賛同しない選択肢などない、そんな空気が、この場の支配者が誰なのかを物語っていた。
「勉強は、その、大丈夫なのですか?」
一人の少女が、恐る恐る朝比奈凜を見上げながら問いかけた。
彼女の声には、純粋な心配の色が滲んでいる。
「何かペナルティがある、というお話を聞いたのですが……」
白鳳学園において、成績に関わる問題は軽視できるものではない。
たとえ朝比奈凜であっても、勝負に敗れた場合、何かしらの影響があるのでは――
そんな不安が、彼女の言葉の端々に滲んでいた。
「何? キミは私が負けると思ってるわけ?」
ピクリと眉を動かし、ゆっくりと少女を見下ろす。
静かに、しかし確実に圧を込めたその声音に、少女はビクッと肩を揺らした。
「そ、そういう訳じゃ……!」
慌てて首を横に振る彼女に、朝比奈はわざとらしく微笑みながら続ける。
「だよねぇ。私って“完璧”だからさぁ。」
その声音には、一切の迷いもない。
まるで勝負の結果すら、最初から決まっているかのような自信に満ちていた。
“完璧”を渇望する彼女の在り方は、“完璧”であることに苦しみ、“普通”を願う花ヶ崎星羅とは、全くの真逆であった。

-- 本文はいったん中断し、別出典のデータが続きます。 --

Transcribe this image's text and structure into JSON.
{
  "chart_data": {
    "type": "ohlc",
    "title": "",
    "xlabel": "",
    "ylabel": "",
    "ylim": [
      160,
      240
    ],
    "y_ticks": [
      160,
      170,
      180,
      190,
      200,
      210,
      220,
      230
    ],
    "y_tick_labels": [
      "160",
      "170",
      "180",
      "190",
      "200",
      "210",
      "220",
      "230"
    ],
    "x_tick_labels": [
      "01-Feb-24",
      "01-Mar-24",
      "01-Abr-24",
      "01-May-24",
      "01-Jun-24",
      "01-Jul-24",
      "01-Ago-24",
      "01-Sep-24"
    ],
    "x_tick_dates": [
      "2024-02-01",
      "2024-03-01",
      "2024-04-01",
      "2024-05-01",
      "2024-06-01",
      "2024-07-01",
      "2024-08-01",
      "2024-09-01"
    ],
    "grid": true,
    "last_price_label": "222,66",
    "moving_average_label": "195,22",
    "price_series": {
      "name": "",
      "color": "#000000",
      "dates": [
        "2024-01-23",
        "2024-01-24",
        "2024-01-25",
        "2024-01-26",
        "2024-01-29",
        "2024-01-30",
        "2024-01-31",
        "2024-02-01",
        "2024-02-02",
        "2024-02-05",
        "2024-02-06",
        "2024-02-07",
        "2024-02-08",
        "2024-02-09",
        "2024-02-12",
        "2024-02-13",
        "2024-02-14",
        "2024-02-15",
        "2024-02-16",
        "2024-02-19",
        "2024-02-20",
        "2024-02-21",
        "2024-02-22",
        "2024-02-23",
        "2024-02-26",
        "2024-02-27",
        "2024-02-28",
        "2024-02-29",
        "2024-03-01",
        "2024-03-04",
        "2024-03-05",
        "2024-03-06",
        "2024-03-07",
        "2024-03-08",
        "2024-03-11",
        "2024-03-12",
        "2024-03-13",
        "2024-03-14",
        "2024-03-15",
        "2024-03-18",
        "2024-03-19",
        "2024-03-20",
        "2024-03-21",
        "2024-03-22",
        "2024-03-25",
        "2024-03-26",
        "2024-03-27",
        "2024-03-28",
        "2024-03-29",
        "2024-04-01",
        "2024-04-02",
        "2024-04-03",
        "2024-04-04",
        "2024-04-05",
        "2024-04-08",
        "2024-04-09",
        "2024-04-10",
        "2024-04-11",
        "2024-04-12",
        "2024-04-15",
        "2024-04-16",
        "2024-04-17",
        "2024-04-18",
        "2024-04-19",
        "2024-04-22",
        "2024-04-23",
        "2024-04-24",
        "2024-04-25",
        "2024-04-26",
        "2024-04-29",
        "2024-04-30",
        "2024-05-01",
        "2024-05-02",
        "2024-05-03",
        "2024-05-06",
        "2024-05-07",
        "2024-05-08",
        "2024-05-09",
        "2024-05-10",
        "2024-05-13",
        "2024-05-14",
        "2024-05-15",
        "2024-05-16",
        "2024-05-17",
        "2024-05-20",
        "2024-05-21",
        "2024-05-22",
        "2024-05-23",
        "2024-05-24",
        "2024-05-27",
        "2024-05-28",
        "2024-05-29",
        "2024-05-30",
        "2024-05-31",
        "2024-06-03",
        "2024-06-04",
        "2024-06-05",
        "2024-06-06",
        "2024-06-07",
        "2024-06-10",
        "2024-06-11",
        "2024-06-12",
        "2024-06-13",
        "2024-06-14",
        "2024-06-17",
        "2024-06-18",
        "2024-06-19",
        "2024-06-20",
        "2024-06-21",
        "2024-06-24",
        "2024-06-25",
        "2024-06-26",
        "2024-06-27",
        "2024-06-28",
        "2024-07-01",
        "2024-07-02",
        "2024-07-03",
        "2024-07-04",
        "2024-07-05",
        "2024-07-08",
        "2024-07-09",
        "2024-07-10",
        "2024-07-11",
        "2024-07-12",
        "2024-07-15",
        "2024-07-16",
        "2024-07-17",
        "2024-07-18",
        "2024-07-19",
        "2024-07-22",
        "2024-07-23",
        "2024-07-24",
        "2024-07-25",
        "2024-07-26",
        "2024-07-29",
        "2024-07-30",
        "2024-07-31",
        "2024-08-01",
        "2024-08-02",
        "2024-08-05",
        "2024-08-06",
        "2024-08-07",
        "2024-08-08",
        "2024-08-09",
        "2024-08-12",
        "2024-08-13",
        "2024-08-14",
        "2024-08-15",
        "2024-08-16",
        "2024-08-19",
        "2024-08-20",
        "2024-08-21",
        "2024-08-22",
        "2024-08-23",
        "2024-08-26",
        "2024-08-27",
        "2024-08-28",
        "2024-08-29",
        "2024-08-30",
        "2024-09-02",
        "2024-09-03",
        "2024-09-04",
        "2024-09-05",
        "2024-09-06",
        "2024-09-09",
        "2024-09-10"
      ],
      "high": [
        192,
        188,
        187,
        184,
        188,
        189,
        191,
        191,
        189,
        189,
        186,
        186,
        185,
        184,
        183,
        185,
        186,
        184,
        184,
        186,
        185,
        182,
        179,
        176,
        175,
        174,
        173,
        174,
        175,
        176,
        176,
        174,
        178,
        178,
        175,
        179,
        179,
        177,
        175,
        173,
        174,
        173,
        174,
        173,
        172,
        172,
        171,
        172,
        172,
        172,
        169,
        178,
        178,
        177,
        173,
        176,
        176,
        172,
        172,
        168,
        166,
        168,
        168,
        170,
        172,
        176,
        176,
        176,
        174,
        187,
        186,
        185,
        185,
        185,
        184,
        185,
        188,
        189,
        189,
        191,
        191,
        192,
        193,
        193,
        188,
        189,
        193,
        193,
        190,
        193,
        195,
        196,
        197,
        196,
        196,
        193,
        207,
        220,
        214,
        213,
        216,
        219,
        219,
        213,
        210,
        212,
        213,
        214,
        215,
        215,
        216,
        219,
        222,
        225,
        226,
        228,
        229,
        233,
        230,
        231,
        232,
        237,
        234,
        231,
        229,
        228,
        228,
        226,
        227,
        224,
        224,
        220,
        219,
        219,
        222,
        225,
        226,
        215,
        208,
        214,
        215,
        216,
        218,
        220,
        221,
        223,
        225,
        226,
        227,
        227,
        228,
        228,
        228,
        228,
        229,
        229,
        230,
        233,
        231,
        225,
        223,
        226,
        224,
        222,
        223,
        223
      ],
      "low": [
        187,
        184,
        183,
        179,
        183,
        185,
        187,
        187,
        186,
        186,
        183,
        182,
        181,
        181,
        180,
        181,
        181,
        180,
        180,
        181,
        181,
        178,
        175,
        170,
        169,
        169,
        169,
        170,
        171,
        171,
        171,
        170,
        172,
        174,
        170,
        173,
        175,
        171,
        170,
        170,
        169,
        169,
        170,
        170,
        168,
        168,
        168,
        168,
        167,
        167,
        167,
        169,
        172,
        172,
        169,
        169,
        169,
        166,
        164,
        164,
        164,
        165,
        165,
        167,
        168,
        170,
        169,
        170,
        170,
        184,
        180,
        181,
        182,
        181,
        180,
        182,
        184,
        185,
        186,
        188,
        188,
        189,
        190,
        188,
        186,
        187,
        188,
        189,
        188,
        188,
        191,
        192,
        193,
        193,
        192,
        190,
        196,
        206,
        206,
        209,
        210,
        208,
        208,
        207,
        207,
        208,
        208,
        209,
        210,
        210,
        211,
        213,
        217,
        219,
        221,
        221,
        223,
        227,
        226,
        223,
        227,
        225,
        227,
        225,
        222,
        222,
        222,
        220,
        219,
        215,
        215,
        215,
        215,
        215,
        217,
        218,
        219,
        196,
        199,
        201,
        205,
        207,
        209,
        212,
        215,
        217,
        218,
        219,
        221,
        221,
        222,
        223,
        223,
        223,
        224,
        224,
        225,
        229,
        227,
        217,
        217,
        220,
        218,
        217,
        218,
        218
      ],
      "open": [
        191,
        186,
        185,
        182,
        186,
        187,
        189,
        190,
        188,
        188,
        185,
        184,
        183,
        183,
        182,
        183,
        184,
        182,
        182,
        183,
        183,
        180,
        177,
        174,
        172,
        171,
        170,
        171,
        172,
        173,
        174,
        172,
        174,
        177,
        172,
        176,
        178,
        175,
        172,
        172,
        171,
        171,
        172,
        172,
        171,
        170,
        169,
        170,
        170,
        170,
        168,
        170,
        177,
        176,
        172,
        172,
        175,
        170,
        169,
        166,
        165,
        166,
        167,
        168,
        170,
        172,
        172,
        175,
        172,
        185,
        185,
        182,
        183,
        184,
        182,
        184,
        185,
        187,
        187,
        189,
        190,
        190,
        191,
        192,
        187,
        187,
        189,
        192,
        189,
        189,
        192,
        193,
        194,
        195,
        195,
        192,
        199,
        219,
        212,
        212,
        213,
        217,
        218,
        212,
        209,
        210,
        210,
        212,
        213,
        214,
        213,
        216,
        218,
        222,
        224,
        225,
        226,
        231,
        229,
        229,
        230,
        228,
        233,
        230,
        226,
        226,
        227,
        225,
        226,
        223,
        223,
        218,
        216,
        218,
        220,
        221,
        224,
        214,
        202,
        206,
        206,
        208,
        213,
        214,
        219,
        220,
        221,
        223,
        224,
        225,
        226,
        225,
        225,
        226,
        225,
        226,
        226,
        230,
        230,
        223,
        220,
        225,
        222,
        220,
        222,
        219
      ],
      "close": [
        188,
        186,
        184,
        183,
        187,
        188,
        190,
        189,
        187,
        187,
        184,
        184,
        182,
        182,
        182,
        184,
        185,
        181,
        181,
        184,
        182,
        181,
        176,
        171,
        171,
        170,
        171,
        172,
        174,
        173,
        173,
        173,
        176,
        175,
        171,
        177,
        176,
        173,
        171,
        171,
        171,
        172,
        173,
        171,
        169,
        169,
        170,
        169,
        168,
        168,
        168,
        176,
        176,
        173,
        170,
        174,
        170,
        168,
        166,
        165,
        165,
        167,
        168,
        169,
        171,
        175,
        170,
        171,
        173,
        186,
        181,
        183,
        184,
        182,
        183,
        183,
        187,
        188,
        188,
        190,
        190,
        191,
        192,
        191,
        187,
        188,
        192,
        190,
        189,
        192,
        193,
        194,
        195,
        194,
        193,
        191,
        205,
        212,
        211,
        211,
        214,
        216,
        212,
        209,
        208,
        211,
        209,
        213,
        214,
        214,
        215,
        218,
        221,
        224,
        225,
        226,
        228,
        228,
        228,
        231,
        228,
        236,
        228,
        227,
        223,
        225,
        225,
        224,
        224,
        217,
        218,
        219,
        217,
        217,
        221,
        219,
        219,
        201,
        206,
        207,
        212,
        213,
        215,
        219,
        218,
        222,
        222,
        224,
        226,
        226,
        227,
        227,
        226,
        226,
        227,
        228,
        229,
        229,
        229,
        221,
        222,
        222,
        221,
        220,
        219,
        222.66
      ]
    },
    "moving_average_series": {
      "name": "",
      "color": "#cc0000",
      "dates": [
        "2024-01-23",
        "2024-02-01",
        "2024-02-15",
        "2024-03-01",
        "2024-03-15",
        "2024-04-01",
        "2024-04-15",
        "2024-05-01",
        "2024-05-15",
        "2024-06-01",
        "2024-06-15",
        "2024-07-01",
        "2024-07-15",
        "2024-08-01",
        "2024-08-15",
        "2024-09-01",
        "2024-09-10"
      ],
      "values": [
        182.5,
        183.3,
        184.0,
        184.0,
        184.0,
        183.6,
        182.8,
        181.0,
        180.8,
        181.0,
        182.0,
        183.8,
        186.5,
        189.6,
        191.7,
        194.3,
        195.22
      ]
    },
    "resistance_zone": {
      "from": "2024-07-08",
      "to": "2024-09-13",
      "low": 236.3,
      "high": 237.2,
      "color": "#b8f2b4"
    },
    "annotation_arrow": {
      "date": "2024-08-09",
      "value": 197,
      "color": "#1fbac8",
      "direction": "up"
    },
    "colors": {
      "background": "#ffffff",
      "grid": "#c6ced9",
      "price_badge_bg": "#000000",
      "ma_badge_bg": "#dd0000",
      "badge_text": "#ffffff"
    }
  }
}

全ての授業が終わると、それぞれは寄り道もせず、真っ直ぐに家へと帰った。
自らの苦手分野の最終確認も兼ねて、いつもの様な"勉強会"では無く、それぞれが自らの苦手分野にしっかりと取り組む。
そんな放課後を過ごす事となった。
薄暗いアパートの窓の隙間から、明るい光がすり抜けていた。
部屋の中に漂うのは、いつも通りの憂鬱な空気ではなく、そこには彼の意思により熱された、緊張が漂う空気感が充満していた。
「絶対にあいつにだけは負けねぇ」
絶対にやりきってやる、そんな意思に燃えた西条はその消えることの無い熱量を、目の前の"試練"へと向けた。

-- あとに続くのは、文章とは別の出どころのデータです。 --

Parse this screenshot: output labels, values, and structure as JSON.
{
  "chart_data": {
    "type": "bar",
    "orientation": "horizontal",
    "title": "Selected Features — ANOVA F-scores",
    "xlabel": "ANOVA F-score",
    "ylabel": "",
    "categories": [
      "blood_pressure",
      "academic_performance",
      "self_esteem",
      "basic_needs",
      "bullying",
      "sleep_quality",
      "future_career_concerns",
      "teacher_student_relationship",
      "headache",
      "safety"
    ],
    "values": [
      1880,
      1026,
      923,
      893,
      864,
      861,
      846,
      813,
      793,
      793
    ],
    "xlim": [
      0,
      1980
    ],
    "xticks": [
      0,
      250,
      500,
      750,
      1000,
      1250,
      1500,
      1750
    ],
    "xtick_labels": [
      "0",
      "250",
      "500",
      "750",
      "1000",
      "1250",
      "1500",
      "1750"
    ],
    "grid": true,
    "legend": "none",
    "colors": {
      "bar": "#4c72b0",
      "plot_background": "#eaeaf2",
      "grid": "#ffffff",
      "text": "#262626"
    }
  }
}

その熱量は勢いを失う事を知らず、一晩中続く事となった。
自分の限界を試すように奮い立った最近で最高の集中力は、自然と意識が途切れるその時まで続いた。
そんな彼の意識を、目の前にある小さな時計が呼び戻す。
叩きつけるようにアラームを止めると、いつもとは違い素早く起床した。
極僅かな睡眠時間だが、いつも以上に爽快感のある目覚めだった。